Explained / Other / 25 August 2026

Selling proptech into UK real estate in 2026

UK real estate B2B sales runs across landlord (commercial REITs, residential PRS), tenant (corporate occupiers, retail), operator (property management firms, FM providers), and developer buyers. Each operates on different cycles, with different decision criteria and different commercial framings.

Map the proptech buyer accurately: landlord values yield and asset value; tenant values cost and experience; operator values operational efficiency; developer values delivery certainty. Same product can be positioned differently by buyer type. Vendors who target one buyer type and ignore the others typically miss substantial addressable market.

Four buyer types in UK real estate

UK real estate B2B sales is best understood through four buyer types, each with different decision criteria, commercial framings, and cycle dynamics. The same proptech product can succeed against one buyer type and fail against another if the vendor has not segmented appropriately.

Landlord buyers (commercial REITs, residential PRS operators, institutional investors): values yield, asset value, vacancy reduction, lease management efficiency, ESG metrics that affect investor perception. Cycle 6 to 12 months for substantive commitments. Decision authority typically with asset management, with finance and ESG functions involved.

Tenant buyers (corporate occupiers, retail tenants, hospitality operators): values cost reduction, employee or customer experience, operational efficiency, energy cost management. Cycle 4 to 9 months. Decision authority with corporate real estate function or facilities management; finance involvement on commercials.

Operator buyers (property management firms, facilities management providers, asset services companies): values operational efficiency, service-level achievement, client retention, margin protection. Cycle 4 to 9 months. Decision authority with operations director and IT function.

Developer buyers (residential and commercial property developers): values delivery certainty, programme management, design and construction efficiency, sales and lettings velocity. Cycle 6 to 12 months for substantive commitments. Decision authority typically with development director and project management function.

Why buyer-type accuracy matters

Vendors who try to position one product to all four buyer types simultaneously typically underperform against vendors who segment cleanly. The product-positioning challenge is real: the same data analytics tool, for example, has different value framing for a landlord (asset value, NOI growth) than for a tenant (cost reduction, sustainability reporting) than for an operator (operational efficiency, contract retention).

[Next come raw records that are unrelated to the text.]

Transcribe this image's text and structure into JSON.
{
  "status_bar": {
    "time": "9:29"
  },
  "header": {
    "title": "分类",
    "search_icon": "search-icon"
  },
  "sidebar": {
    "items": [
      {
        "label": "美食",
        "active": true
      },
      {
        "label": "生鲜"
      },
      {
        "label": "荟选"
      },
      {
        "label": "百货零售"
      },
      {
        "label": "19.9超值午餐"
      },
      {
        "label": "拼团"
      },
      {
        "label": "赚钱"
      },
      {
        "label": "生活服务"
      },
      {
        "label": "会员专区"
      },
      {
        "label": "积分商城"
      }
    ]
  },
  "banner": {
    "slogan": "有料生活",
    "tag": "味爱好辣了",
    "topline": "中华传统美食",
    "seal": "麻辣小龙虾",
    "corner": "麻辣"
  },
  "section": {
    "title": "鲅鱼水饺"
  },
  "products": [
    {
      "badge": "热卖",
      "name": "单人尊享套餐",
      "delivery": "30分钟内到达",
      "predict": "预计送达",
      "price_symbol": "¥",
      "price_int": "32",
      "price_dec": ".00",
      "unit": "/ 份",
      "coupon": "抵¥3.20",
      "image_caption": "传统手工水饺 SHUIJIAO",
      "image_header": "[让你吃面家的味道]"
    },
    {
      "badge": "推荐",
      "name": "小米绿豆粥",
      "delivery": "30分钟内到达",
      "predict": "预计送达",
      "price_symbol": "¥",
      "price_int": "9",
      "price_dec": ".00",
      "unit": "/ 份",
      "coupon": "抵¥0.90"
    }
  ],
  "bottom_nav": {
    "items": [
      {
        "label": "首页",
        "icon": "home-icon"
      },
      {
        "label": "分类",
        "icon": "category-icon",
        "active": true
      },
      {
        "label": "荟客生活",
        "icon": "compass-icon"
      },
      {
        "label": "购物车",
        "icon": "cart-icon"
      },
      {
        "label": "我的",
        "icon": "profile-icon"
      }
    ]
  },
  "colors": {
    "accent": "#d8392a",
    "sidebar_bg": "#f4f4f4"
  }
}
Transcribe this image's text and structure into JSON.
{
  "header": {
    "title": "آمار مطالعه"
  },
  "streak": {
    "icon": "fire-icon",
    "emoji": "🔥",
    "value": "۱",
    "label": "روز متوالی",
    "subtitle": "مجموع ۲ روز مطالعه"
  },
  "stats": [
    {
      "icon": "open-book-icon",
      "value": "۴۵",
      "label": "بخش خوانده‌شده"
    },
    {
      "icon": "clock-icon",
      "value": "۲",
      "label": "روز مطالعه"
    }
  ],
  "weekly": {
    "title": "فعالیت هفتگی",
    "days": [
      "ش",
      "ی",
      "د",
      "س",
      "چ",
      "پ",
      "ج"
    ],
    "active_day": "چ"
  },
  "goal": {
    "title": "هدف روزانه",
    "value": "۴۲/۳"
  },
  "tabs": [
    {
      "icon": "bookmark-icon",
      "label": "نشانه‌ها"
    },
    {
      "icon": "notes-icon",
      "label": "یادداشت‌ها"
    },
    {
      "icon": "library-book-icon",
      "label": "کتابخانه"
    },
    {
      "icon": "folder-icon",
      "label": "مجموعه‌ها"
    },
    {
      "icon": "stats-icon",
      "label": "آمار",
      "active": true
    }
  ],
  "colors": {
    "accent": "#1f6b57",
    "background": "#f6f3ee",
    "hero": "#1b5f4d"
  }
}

Stronger vendors run buyer-type-specific commercial motion: differentiated marketing, sales coverage, demo flows, and case studies per buyer type. Pricing may also be tailored. Vendors who try to cover multiple buyer types with one motion typically end up positioned weakly in each.

Sub-sector dynamics

UK real estate also segments by sub-sector with material implications:

  • Office: post-pandemic recovery uneven; flight-to-quality dynamic; ESG and EPC pressure on older stock
  • Retail: structural decline in physical retail in most categories; mixed-use repurposing rising; logistics demand displacement
  • Industrial and logistics: strong demand through 2024-2026; institutional capital allocation rising
  • Residential: PRS and BTR growth; institutional capital active; planning constraints binding
  • Hospitality: post-pandemic recovery uneven by tier; data-driven revenue management increasingly important
  • Healthcare and life sciences real estate: rising specialised demand
  • Student accommodation: institutional demand strong, exposure to international student policy

Vendor positioning should map to relevant sub-sectors. A proptech tool that works for industrial does not necessarily work for office, even if the underlying product is the same.

ESG, energy, and EPC as commercial drivers

The single largest UK real estate commercial driver of proptech adoption in 2025-2026 is ESG and energy compliance. MEES rules tightening commercial EPC requirements (minimum E now, minimum C from 2027 in current trajectory, minimum B from 2030 expected) are forcing landlords to invest in energy-efficiency improvements and the data systems to track them. Carbon disclosure requirements (UK SRD when finalised, TCFD-aligned reporting now common) are driving demand for portfolio-level carbon data.

Vendors providing data, analytics, or services aligned with these drivers have structural commercial tailwind. Vendors not aligned are competing for a shrinking discretionary budget.